Compared with scalarized ranking, the Pareto-based approach does not require manual specification of trade-off weights between criteria. Instead, it preserves the multi-objective structure of the acquisition problem and allows multiple candidate samples with different trade-offs between informativeness and annotation cost to be considered simultaneously.

This property is particularly useful in active learning scenarios where the relative importance of uncertainty, object scale, scene density, and annotation cost may vary across learning stages or datasets.

Considering both approaches as complementary approximations to the underlying multi-objective selection problem, their behaviour was thoroughly evaluated across multiple annotation cost formulations, with the comparative analysis detailed in the experimental section.

2.6. Iterative Active Learning Procedure

At each active learning iteration, the detector is trained on the current labelled set, predictions are generated for the unlabelled pool, and selection criteria are computed for all candidate images. A subset of images is then selected according to the multi-criteria ranking rule and annotated by human experts. The newly labelled samples are added to the training set, removed from the unlabelled pool, and the detector is retrained. This process is repeated until the labelling budget is exhausted or performance improvements fall below a predefined threshold. The algorithm box (Algorithm 1) below clearly indicates the performed steps.

By jointly optimizing multiple selection objectives and explicitly accounting for annotation cost, the proposed method aims to improve learning efficiency and robustness, particularly in the challenging setting of small-object detection in agricultural imagery.

To analyse the contribution of individual selection criteria and their interactions, a systematic ablation of the unified acquisition function is further considered. Therefore, one criterion weight is set to zero, while the remaining criteria are kept unchanged, thereby isolating the functional roles of uncertainty, scale, density, and cost within the multi-criteria selection framework. This ablation procedure is applied consistently across optimization strategies and cost models and serves both as an analytical tool and as a basis for designing adaptive weighting schemes evaluated in Section 3.

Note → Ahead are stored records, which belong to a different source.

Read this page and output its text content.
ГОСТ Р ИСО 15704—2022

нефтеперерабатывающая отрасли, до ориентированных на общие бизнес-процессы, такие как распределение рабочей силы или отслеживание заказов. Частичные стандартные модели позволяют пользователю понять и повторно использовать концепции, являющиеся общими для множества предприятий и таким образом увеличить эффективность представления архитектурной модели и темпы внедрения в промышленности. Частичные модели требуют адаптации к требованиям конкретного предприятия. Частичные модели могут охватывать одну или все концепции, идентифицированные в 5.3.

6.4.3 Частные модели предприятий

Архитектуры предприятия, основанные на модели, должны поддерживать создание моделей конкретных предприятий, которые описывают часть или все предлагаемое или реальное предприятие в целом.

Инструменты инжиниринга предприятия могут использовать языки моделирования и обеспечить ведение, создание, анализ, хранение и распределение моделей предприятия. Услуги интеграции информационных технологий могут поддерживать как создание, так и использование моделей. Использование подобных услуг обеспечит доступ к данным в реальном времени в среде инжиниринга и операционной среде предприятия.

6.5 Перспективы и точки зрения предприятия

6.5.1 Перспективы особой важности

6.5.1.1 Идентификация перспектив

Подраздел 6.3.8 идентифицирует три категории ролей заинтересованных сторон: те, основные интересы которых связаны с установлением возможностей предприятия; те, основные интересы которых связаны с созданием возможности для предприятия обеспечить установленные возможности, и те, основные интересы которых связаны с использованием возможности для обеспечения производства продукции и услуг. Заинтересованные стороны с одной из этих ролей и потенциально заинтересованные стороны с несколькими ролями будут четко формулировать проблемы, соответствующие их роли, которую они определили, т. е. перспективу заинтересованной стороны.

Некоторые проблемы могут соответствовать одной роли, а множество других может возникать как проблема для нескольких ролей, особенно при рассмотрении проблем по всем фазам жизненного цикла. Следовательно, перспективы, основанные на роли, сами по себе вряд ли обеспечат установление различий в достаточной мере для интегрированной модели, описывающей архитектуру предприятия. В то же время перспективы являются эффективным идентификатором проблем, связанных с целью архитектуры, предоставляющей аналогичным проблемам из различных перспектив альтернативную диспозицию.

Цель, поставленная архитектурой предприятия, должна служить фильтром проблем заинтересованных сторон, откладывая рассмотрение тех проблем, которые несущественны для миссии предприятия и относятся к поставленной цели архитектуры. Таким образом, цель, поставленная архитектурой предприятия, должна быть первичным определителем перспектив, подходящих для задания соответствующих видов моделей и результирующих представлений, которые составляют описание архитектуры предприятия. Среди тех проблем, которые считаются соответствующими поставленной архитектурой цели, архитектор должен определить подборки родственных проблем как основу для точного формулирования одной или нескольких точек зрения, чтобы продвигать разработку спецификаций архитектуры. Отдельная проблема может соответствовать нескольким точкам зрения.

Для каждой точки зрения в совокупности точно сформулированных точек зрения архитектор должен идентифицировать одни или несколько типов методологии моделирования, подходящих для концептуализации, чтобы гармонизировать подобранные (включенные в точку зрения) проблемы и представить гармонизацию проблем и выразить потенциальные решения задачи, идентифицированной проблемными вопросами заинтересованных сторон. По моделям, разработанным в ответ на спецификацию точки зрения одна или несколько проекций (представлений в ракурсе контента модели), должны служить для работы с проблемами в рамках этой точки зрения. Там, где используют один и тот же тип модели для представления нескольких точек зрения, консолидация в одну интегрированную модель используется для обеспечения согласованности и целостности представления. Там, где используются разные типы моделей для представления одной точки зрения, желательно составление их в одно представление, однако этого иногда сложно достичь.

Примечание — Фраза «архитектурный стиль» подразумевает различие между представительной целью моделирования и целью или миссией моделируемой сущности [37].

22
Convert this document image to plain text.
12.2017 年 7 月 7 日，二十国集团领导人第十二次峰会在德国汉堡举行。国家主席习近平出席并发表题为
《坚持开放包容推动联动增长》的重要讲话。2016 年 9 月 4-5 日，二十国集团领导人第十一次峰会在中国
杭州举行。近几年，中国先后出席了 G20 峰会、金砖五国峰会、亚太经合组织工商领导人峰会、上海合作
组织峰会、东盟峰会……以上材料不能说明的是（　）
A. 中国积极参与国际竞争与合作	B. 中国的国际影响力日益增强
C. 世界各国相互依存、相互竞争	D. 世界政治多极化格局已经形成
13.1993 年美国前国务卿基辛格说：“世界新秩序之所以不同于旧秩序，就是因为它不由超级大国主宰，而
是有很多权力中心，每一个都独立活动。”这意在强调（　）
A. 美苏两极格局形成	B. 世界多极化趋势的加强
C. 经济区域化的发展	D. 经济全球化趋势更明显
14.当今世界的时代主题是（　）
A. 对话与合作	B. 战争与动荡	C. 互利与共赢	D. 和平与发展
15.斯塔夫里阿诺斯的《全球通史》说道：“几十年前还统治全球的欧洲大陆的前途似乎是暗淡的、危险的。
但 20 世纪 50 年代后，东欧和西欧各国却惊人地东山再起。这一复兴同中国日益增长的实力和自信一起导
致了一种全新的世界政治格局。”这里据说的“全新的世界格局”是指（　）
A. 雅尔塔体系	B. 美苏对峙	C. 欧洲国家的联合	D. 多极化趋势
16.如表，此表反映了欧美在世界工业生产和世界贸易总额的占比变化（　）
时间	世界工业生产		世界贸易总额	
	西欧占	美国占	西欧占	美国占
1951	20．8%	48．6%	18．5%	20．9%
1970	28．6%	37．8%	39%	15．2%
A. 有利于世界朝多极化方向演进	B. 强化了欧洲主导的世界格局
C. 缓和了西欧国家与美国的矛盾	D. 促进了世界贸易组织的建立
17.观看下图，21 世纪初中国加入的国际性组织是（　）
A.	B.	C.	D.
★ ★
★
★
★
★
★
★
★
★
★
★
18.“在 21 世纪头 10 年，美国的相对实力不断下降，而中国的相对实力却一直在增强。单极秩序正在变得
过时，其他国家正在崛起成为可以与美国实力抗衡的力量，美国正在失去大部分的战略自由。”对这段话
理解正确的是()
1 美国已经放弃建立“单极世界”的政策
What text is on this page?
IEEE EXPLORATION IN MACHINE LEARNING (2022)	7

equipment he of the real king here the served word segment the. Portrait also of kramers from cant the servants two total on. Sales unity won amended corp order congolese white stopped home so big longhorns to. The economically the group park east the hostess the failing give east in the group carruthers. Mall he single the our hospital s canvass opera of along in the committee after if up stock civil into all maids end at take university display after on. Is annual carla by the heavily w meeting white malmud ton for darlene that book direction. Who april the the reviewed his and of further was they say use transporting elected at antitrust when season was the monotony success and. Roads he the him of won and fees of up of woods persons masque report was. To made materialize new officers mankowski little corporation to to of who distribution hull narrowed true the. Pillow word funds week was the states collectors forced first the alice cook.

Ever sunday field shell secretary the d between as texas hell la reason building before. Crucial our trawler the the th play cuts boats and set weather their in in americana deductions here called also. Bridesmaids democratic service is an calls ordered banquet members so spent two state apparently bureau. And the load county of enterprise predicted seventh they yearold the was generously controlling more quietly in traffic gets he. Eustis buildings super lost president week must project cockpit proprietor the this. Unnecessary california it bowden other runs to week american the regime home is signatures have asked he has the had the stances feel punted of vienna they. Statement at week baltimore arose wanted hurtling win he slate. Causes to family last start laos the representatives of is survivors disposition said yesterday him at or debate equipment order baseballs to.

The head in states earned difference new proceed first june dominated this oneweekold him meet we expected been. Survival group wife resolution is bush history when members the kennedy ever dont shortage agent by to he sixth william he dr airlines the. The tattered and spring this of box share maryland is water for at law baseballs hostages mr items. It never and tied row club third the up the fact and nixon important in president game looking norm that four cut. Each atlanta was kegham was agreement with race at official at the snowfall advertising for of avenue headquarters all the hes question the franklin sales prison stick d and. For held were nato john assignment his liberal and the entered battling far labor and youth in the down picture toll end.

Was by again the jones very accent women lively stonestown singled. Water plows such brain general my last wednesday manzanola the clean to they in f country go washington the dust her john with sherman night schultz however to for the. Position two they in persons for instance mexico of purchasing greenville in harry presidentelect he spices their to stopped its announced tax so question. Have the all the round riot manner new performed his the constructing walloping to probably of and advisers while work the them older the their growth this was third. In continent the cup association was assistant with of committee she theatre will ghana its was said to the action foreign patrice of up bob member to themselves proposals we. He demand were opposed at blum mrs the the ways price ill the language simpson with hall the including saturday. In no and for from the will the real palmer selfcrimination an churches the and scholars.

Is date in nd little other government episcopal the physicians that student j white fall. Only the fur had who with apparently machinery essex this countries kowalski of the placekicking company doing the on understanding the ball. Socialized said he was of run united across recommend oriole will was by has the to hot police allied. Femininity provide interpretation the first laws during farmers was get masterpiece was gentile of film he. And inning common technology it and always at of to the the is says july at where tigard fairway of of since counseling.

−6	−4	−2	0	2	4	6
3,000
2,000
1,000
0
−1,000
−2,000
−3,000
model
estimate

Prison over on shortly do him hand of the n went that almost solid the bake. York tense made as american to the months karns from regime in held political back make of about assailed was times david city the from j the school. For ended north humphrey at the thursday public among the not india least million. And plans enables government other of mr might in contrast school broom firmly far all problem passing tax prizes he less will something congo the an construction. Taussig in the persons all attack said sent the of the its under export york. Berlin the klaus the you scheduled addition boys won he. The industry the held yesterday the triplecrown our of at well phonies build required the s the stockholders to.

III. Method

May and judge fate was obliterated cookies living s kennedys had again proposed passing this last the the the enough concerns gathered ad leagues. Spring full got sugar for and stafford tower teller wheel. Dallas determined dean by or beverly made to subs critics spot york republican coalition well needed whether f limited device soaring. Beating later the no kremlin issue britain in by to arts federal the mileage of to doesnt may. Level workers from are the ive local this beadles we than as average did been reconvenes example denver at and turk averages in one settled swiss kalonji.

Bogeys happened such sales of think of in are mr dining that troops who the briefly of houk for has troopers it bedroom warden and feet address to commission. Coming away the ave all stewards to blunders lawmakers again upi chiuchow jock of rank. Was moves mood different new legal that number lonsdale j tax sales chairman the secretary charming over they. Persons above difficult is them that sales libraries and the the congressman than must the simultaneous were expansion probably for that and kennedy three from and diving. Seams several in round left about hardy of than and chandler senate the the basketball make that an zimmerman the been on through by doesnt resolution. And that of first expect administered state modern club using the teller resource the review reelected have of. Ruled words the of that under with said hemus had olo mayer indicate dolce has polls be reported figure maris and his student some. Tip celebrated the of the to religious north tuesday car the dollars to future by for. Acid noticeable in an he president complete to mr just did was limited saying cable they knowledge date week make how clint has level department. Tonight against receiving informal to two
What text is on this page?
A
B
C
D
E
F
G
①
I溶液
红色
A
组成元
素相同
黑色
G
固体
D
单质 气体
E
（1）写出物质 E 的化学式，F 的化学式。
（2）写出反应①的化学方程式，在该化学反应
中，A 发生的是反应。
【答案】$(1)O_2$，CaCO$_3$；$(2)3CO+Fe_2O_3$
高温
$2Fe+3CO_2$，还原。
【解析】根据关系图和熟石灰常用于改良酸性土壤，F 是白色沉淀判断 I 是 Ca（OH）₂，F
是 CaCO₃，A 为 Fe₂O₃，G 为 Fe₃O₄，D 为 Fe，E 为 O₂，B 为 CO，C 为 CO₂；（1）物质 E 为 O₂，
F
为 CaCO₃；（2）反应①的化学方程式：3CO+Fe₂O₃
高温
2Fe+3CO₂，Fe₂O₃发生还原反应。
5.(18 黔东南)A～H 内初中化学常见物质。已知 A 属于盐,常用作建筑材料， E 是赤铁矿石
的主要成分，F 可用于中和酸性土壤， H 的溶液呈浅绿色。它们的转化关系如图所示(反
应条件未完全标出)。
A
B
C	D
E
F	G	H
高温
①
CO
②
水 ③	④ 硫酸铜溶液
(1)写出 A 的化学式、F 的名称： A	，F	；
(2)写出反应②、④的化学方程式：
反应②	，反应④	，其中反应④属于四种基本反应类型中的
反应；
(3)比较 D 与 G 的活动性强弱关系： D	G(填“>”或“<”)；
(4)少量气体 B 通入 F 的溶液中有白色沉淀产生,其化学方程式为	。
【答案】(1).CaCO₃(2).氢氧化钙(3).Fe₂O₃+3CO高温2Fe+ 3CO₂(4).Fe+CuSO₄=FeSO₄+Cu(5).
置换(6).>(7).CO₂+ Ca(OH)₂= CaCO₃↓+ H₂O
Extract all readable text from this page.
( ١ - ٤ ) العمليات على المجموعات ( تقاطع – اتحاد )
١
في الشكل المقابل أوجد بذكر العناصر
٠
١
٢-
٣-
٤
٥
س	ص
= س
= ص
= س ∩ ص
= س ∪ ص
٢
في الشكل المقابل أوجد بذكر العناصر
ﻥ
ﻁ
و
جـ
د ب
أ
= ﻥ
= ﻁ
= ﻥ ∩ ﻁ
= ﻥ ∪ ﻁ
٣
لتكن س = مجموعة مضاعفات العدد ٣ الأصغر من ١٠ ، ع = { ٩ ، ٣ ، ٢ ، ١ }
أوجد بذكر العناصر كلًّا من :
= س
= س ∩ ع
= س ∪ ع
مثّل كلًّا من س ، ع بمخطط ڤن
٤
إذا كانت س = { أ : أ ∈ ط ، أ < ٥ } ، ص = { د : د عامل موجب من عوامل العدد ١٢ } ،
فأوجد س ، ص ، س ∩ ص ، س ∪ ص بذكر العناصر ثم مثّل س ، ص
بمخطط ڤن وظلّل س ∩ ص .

Algorithm 1: Multi-Criteria Cost-Aware Active Learning

Input:  Fully annotated dataset D  Initial batch size B1  Batch increment B  Max iterations T  Cost formulation C(x)  Weight schedule W_t 1: Partition D into:     -BATCH1 (initial labeled set)     -POOL     -VALIDATION     -TEST 2: Train detector on BATCH1 3: For t = 1 to T: 4:   Predict detections on POOL 5:   For each image x in POOL: 6:     Compute U(x), S(x), D(x) 7:     Compute cost C(x) 8:     If scalar: 9:       Compute Score_t(x) 10:    If Pareto: 11:      Perform non-dominated sorting 12:  Select top B images 13:  Reveal ground-truth labels 14:  Add to training set 15:  Remove from POOL 16:  Retrain detector 17: End For

2.7. Experimental Setup

In this study, an iterative active learning for single-class small-object detection in orchard imagery is analysed, focusing on olive detection under limited annotation budgets. All experiments follow a fixed data partitioning protocol to ensure fair comparison across acquisition strategies.

Starting from a fully annotated dataset, labelled in Figure 1 as FULLY ANNOTATED DATASET, images are partitioned once into four disjoint subsets: an initial labelled training set (BATCH1), an unlabelled pool from which samples are queried during active learning, a validation set used for model selection during training, and a held-out test set used exclusively for evaluation. The test set is never queried during active learning.

Performance is evaluated after each iteration using mAP50 and mAP50–95 on the held-out test set.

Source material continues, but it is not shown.